Ser mulher é um ato de coragem
Hoje, 26 de agosto, é o dia da igualdade feminina, data pouco conhecida, mas que nós mulheres sabemos a importância. Em 1920, nesta mesma data, só que lá nos EUA as mulheres foram às urnas pela primeira vez e isto foi uma grande conquista. Aqui no Brasil este direito só foi garantido em 1934.
As mulheres são minoria em todas as instâncias políticas, apesar de representarem 51% da população. Existe também uma diferença salarial de 30% entre os salários de funcionários homens e mulheres, sem falar em outras desigualdades como a carga de trabalho doméstico, a responsabilidade pela criação dos filhos e por aí vai.
Ser e se reconhecer mulher na sociedade em que vivemos é um ato de coragem. Isto, porque uma parte da sociedade ainda nos enxerga em segundo plano e não como protagonistas que somos. A sociedade tende a enxerga duas faces da mulher: a doce dona de casa ou a mulher hiperssexualizada.
Nós lutamos contra padrões pré-fabricados e modelos irreais da mulher. Além de marcas, o machismo deixa números. Um projeto chamado “Este case é foda” realizado em 9 Estados do Nordeste entrevistou 200 publicitárias entre julho e agosto de 2017 e mostrou que 71% das publicitárias do Nordeste já sofreram assédio, 48,4% já deixaram de denunciar por medo de serem demitidas e 54,2% já foram humilhadas ou ridicularizadas no trabalho por ser mulheres.
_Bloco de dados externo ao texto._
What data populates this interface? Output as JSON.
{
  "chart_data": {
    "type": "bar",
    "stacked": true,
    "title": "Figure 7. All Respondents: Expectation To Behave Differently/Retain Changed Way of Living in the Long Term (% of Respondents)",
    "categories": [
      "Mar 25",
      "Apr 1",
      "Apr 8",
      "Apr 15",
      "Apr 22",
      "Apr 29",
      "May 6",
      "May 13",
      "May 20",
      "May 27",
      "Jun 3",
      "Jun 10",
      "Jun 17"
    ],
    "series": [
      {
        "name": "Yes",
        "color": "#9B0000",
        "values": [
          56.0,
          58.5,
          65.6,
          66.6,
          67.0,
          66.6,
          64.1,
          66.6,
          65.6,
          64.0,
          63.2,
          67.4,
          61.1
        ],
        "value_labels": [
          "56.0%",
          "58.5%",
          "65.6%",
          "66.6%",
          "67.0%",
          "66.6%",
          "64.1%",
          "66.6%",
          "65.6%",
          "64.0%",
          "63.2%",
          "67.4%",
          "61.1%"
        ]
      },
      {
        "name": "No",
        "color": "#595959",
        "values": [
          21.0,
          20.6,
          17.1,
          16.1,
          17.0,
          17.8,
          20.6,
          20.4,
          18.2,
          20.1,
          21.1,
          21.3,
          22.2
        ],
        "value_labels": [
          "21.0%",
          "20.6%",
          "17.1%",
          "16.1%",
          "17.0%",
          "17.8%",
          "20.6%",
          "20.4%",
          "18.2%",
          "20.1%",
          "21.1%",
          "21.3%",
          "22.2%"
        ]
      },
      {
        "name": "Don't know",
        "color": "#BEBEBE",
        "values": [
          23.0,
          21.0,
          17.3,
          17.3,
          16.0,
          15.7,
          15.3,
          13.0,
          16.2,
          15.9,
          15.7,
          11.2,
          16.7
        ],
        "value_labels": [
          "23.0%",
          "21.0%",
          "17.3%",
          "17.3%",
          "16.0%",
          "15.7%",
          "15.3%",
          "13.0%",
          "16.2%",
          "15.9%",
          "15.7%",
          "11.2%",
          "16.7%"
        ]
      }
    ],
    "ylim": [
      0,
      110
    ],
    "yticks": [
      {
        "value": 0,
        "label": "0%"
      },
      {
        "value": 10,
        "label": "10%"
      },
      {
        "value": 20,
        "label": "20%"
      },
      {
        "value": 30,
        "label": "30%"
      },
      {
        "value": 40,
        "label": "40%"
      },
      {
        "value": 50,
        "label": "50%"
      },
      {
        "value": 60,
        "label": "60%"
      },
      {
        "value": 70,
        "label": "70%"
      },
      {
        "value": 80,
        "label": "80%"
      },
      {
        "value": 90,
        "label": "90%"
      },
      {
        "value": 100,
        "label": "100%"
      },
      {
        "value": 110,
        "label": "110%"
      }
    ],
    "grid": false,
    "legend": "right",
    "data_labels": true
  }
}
Na comunicação vemos campanhas que hiperssexualizam as mulheres. Muitas marcas ainda insistem em colocar mulheres com corpos perfeitos segurando garrafas de cervejas ou em comerciais de detergente, como se o lugar da mulher fosse na cozinha. Onde está a mulher dirigindo carros ou pilotando motos? Isto só reforça o machismo. Mas em 2016, o Conselho Nacional de Autorregulamentação Publicitária (Conar) puniu 7 peças publicitárias por denúncia de machismo. Os processos relacionados a machismo julgados pelo Conar cresceram 87,5% em dez anos, se comparados os dados de 2006 e 2016. Isto é um dado importante e uma conquista para nós mulheres e para a comunicação, pois as marcas precisam se alinhar à realidade.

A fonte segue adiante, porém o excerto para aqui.